1. Artikel 4 bepaalt dat onderdanen van de andere verdragspartij voor wat betreft belastingen niet minder gunstig mogen worden behandeld dan de meest gunstige van de behandeling van eigen onderdanen of die van derde landen. Anders dan in vergelijkbare investeringsverdragen, waaronder de tegelijkertijd met dit verdrag aanhangig gemaakte verdragen tussen Nederland en El Salvador (Trb.1999, 197) respectievelijk tussen Nederland en Costa Rica (Trb.1999, 112), waarover de Raad heden eveneens advies uitbrengt, voorziet deze bepaling niet tevens in gelijke behandeling van heffingen, lasten en verminderingen en vrijstellingen van belasting. In de toelichtende nota wordt niet ingegaan op de reden van deze beperking. De Raad beveelt aan hierin te voorzien.

1. Naar aanleiding van het advies van de Raad van State van het Koninkrijk is in de toelichtende nota de toelichting op artikel 4 aangevuld.

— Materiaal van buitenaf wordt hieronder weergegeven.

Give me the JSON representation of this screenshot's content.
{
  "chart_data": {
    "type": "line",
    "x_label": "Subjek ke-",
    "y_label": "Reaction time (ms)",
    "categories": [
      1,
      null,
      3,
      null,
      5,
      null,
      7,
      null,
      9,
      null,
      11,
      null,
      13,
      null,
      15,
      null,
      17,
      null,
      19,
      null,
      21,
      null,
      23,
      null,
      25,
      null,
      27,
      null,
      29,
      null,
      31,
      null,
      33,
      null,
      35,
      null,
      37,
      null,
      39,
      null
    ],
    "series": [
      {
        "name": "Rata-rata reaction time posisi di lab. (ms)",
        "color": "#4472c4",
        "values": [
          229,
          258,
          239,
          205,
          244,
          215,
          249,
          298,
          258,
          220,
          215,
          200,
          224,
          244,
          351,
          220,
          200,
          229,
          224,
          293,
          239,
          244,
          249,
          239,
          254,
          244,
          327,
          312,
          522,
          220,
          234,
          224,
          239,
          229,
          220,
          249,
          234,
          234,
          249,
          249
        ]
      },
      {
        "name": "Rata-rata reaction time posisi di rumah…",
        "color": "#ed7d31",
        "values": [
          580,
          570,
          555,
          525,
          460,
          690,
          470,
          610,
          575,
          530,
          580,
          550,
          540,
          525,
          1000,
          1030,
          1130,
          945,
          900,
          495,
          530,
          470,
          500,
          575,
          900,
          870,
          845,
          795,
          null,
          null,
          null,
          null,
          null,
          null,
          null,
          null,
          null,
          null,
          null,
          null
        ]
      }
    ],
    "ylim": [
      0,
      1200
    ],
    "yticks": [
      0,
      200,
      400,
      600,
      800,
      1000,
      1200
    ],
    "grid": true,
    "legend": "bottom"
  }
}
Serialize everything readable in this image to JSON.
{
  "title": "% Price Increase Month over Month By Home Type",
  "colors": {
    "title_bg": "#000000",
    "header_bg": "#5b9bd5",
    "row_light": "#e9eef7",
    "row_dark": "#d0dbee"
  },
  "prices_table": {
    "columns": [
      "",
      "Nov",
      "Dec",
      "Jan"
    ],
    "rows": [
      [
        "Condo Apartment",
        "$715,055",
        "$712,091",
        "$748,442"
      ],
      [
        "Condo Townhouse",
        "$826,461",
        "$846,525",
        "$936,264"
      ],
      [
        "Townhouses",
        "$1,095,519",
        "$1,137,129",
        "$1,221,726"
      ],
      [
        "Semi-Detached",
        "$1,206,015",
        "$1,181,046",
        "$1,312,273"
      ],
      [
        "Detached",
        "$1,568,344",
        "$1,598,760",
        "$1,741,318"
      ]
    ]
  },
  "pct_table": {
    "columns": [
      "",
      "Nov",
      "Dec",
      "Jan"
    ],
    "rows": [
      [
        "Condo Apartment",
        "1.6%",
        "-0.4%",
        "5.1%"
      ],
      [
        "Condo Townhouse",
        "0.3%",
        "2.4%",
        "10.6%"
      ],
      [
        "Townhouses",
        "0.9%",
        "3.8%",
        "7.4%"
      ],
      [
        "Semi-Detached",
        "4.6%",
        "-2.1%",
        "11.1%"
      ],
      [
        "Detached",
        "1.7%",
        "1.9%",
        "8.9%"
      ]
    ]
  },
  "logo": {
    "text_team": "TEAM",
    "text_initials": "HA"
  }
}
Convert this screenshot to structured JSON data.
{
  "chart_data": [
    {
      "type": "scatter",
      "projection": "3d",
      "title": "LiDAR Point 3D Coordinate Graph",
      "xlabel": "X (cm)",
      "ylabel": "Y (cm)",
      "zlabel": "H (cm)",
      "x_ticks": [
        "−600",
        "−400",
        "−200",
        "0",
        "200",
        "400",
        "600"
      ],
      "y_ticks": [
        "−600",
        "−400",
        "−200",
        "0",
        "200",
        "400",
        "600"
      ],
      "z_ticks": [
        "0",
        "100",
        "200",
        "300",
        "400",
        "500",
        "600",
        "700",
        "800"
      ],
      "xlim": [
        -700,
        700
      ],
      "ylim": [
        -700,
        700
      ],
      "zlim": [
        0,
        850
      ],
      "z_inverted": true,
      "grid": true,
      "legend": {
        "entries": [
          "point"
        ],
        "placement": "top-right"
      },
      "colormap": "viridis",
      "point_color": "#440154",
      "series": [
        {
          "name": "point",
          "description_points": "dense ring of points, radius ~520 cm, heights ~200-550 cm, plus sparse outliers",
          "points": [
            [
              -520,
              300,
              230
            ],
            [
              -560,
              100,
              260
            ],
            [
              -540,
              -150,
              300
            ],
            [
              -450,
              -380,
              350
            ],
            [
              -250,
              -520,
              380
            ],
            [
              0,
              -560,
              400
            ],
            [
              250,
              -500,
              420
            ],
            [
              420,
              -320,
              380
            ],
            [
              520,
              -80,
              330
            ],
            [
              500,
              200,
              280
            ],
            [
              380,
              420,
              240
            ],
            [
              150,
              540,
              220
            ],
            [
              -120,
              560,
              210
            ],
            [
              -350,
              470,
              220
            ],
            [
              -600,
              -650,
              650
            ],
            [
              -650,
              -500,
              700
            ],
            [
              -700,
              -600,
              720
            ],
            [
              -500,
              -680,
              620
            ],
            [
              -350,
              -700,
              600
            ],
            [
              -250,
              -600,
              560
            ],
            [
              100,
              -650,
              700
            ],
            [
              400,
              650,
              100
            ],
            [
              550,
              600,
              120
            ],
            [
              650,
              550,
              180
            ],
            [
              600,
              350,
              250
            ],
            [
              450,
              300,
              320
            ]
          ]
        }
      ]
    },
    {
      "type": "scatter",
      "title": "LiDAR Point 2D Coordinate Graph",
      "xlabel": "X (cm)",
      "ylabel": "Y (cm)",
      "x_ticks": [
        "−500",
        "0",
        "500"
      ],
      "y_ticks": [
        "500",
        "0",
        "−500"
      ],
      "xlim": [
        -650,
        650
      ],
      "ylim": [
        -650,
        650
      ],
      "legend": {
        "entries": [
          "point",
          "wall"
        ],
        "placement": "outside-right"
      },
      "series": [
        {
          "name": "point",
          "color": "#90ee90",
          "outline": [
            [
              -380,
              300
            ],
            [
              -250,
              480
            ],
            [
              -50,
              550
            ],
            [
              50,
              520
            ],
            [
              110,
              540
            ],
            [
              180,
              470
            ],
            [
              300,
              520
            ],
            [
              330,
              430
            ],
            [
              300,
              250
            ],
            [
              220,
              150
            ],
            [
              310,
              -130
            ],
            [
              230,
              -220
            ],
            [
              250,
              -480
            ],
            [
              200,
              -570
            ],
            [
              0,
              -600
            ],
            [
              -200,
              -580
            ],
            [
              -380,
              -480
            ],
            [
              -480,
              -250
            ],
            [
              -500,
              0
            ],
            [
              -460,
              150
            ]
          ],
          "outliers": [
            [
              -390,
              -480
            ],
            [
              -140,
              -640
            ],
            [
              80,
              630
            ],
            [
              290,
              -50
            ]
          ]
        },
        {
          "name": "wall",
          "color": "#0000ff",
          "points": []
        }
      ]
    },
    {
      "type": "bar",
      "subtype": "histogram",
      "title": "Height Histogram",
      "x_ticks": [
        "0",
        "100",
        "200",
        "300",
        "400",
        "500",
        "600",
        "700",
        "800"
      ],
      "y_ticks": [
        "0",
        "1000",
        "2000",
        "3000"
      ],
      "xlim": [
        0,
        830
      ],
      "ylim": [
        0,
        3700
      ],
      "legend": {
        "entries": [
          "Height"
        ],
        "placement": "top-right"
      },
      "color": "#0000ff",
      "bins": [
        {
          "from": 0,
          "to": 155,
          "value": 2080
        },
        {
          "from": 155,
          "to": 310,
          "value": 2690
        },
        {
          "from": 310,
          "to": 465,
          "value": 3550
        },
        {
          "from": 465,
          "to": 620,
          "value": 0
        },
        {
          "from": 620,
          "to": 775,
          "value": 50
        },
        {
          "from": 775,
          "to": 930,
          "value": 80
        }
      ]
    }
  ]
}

2. Voor een redactionele kanttekening verwijst het college naar de bij het advies behorende bijlage.

2. Aan de redactionele kanttekening van de Raad is gevolg gegeven.

De Raad van State van het Koninkrijk geeft U in overweging goed te vinden dat bedoeld Verdrag wordt overgelegd aan de beide Kamers der Staten-Generaal, aan de Staten van de Nederlandse Antillen en aan die van Aruba, nadat aan het vorenstaande aandacht zal zijn geschonken.

De Vice-President van de Raad van State van het Koninkrijk,

H. D. Tjeenk Willink

Ik moge U, mede namens de Minister van Buitenlandse Zaken en de Minister van Financiën, verzoeken de Minister van Buitenlandse Zaken te machtigen gevolg te geven aan zijn voornemen het verdrag vergezeld van de gewijzigde toelichtende nota ter stilzwijgende goedkeuring over te leggen aan de Eerste en aan de Tweede Kamer der Staten-Generaal en tevens over te leggen aan de Staten van de Nederlandse Antillen en van Aruba.

De Staatssecretaris van Economische Zaken,

G. Ybema

Bijlage bij het advies van de Raad van State van het Koninkrijk van 11 april 2000, no. W10.00.0078/II/K, met een redactionele kanttekening die de Raad in overweging geeft.

– In de toelichtende nota, in de laatste zin van de paragraaf «Algemeen», de zinsnede «neutrale internationale arbitrage», vervangen door: onpartijdige internationale arbitrage.